Here's an older IHE article that provides more detail on the program

https://www.insidehighered.com/news/2019/01/02/under-radar-usda-lending-provides-big-boost-financially-pressed-colleges

The article uses Iowa Wesleyan as an example. That is probably unfortunate.

Note these are loans. The day of reckoning is merely being postponed, unless of course you get a political coalition of the educational establishment with farming organizations [which worked for food stamps, which I like].

Get the woke onto the farms, sorta like Mao! :-)
That's not even wrong!
--Wolfgang Pauli

Hibush

Quote from: dismalist on May 03, 2023, 12:26:10 PM
Quote from: jimbogumbo on May 03, 2023, 11:28:21 AM
Quote from: kaysixteen on May 02, 2023, 08:59:43 PM
Ok, but seeing as many of these colleges are one of the main, if not the only real, economic engine in the communities in which they are located, communities which would take it one the chin if Super Dinky Jr went belly-up, wouldn't this present a real challenge for local politicians to seek to publicize these schools?

... a recent WaPo article about how a number of small private colleges in rural areas are being propped up by the Department of Agriculture.
QuoteThe USDA has been loaning tens of millions of dollars to rural colleges and universities, some of which couldn't get financing from conventional lenders or whose budgets are so precarious that the Education Department has placed them under additional financial scrutiny.

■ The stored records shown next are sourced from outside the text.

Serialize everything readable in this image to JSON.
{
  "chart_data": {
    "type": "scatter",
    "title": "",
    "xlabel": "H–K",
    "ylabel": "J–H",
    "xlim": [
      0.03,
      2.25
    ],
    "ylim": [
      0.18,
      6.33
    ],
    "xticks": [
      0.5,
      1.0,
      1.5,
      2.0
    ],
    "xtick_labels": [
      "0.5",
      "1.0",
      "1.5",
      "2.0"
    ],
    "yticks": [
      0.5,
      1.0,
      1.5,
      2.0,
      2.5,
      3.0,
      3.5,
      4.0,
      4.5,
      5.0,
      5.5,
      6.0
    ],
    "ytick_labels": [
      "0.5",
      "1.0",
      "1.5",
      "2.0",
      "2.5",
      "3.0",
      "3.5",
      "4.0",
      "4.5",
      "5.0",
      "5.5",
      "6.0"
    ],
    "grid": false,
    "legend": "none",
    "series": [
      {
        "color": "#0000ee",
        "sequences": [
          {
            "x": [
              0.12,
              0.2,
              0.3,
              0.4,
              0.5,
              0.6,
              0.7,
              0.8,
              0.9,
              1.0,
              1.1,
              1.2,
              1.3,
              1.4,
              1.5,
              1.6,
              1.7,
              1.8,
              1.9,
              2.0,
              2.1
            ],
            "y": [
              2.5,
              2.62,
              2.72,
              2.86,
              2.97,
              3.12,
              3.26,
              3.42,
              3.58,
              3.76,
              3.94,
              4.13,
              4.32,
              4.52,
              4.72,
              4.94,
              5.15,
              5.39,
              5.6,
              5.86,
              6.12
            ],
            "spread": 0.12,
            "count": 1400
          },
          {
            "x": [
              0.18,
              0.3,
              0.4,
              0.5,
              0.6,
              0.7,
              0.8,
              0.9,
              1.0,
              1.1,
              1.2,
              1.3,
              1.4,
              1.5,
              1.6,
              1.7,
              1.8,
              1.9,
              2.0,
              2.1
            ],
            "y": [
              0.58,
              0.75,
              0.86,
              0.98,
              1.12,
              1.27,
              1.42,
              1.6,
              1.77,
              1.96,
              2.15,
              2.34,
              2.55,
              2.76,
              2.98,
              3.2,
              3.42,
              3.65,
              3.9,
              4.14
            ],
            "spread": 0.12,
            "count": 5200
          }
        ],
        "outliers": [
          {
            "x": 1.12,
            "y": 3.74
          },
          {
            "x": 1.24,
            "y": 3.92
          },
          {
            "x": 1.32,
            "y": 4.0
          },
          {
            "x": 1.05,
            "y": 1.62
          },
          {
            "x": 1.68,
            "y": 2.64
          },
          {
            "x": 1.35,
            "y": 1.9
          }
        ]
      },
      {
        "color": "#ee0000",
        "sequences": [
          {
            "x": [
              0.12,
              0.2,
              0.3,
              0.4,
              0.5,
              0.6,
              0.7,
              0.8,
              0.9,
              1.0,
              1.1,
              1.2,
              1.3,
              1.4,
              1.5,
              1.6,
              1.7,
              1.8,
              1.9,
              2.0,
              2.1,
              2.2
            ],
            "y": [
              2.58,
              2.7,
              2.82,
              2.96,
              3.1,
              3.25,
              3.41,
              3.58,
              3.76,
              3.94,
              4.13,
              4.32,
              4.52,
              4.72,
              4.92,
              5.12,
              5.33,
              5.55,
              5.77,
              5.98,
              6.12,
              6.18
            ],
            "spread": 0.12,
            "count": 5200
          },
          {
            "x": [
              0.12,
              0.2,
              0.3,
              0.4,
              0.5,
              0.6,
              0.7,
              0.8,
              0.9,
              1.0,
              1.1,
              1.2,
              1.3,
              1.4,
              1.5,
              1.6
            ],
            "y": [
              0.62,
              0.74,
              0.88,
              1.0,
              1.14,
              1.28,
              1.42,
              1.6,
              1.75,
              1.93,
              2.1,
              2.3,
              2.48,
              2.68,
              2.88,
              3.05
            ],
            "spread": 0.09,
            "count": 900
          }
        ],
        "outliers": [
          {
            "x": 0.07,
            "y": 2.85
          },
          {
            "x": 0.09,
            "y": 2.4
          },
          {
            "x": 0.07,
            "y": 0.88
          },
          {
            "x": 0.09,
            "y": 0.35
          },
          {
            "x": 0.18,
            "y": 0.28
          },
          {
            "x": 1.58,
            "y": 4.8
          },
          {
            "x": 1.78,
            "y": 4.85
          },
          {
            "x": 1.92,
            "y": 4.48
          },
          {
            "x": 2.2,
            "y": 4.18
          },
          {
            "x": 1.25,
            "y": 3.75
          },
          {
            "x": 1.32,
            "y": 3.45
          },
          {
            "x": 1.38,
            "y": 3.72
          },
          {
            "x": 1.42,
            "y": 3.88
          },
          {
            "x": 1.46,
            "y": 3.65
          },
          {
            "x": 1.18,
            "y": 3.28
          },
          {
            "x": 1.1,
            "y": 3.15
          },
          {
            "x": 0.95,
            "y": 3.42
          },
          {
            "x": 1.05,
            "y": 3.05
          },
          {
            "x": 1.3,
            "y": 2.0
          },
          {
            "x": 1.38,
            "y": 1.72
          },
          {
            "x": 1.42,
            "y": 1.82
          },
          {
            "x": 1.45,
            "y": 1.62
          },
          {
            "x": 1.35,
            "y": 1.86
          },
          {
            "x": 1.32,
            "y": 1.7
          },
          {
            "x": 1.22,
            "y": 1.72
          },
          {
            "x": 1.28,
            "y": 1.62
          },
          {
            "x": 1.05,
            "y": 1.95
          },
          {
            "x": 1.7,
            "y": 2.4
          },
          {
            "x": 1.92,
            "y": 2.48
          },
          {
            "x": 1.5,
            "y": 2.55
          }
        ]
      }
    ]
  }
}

This support, through a program set up to promote rural economic development and from the federal agency that works the most with rural places, underscores how important local universities and colleges are to those communities — and the vulnerability of a growing number of them.

This program is run by the rural-development part of USDA, so the express purpose is to maintain rural life. Depopulation of rural areas has been ongoing since soon after the USDAs founding during the Civil War, so that department has been charged with keeping rural life economically viable. That is getting a lot harder these days when farming requires so few people. Especially farms in the style of Iowa's, where two people can reasonably farm eight or ten square miles. How do you maintain community with that population density?

I see the propping up of non-viable rural colleges in the context of corn subsidies, especially for Iowa. A lot of USDA programs are built or co-opted to subsidize that sliver of agriculture. (Ethanol for fuel is one of the most blatant.) In corn country, they want colleges, hospitals and other critical parts of society, but don't have the population to make them economically viable. They often don't have a landscape or other features to draw people to move there. So society is called upon to keep this structure going. I think it is ok for rural area to depopulate, just as it is for remote mining towns after the mine closes. Super expensive to maintain for purely sentimenal reasons.

There is quite a bit of discussion in the national political parties about reducing the influence of the Iowa caucuses at the start of the primary season. That position has given the state disproportionate polititcal clout. E.g. the three-term USDA Secretary is the former governor of Iowa. Will there be fewer subsidies to prop up corn producers and associated rural infrastructure? Will South Carolina and Nevada's rural needs take precedence? Do those states value colleges in the depopulating counties?